Remember how Tom Daschle used to be Tim Geithner‘s identical twin? How both of them had cheated on their taxes? And how both of them were uniquely qualified to do the jobs that Obama had picked them for, Geithner to restore the economy to the pink of health, and Daschle to shepherd Obama’s dream healthcare reform package through Congress?
Maybe Obama was lucky that Daschle cheated on his taxes, and that it came to light when it did. Because Daschle was singing a very strange and unexpected healthcare song yesterday:
The man once slated to head Barack Obama’s health care system overhaul is now coming out against one of the chief components of that effort.
Former Senate Majority Leader Tom Daschle said on Wednesday that the Obama White House would likely have to scrap a federal public option for health insurance coverage if it wanted to get the votes needed to pass systematic change.
“We’ve come too far and gained too much momentum for our efforts to fail over disagreement on one single issue,” the Senator and one-time HHS Secretary nominee said, according to ABC News.
So while Obama is still professing firm support for a public plan, Daschle is out there — teaming up with former Senate Majority Leaders Bob Dole and Howard Baker, of all people — undercutting it.
Ah, but I’m guilty of the crime of haste! The worst kind too, intemperate haste. I should have said “apparently undercutting”.
Daschle may have said in so many words that a public plan should be sacrificed in order to pass healthcare reform legislation, but why, pray, does that mean Daschle isn’t still committed to a public plan?
A spokesman for the former majority leader called the Huffington Post to insist that Daschle is “still committed to the public plan” and was not urging Obama to drop it from his proposal.
“He was saying that we shouldn’t let any issue derail what would be health care reform,” said Eileen McMenamin, Director of Communications at the Bipartisan Policy Center. “He definitely did not say there should be no public plan.”

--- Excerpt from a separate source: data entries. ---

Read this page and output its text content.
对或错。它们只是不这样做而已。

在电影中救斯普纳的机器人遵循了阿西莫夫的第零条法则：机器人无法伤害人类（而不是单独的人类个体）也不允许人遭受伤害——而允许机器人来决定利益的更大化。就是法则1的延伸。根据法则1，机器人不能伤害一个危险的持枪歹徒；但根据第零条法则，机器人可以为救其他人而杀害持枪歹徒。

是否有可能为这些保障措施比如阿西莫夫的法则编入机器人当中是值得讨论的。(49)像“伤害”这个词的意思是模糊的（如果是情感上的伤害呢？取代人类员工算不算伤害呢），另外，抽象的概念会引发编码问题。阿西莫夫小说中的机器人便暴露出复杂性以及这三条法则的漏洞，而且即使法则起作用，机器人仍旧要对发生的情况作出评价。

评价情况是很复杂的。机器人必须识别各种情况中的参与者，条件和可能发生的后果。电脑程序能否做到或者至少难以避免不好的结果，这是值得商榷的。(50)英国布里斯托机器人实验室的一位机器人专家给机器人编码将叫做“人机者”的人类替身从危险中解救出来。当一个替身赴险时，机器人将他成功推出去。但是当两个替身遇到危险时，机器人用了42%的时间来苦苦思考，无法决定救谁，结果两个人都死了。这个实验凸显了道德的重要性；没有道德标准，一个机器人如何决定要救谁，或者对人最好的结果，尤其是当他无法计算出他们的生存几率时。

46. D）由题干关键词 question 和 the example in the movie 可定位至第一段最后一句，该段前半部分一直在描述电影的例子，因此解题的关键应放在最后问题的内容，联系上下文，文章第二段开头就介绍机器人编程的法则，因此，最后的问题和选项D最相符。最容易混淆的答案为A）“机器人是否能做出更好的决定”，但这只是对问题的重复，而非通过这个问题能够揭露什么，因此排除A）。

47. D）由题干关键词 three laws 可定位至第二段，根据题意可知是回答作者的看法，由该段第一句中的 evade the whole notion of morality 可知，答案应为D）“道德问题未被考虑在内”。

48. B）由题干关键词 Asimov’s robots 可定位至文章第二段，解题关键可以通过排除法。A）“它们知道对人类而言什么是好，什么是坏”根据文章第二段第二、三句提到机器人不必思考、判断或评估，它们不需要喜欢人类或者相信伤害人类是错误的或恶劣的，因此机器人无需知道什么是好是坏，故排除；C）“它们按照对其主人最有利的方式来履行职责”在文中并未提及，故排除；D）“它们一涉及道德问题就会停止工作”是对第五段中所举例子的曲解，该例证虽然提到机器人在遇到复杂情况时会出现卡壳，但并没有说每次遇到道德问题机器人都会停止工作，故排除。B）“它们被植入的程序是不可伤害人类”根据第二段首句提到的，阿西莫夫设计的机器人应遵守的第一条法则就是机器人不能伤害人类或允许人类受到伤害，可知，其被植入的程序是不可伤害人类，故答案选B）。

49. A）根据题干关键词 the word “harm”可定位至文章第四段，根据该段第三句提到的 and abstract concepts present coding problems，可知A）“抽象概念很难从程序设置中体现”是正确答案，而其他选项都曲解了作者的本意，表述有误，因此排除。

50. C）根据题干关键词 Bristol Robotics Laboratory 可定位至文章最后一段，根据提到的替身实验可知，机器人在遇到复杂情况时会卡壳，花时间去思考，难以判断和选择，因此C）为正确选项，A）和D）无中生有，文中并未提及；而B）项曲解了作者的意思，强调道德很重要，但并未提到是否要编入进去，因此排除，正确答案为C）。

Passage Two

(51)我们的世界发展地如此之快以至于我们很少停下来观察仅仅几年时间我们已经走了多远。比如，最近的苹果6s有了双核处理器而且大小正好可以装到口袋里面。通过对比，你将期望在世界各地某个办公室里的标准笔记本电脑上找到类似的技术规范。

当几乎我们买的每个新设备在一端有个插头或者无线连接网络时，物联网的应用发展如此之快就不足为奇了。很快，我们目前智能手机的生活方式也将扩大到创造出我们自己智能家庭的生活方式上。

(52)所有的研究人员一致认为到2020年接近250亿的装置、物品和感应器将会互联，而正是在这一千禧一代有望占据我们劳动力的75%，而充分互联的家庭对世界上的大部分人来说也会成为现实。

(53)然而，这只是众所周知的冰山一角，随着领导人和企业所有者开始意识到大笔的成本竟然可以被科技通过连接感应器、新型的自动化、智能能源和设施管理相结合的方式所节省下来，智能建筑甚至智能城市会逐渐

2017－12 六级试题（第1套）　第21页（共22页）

Yes, he definitely didn’t say there shouldn’t be a public plan, he only said there wouldn’t be a public plan (or do I mean couldn’t?). He only said that a healthcare reform bill likely couldn’t pass if the public plan wasn’t scrapped (likely, mind you, not definitely). He only said the choice was to keep a public plan in the bill and see it voted down, or scrap the public plan and see it pass. Old intemperate habits die hard; I do, of course, mean likely choice.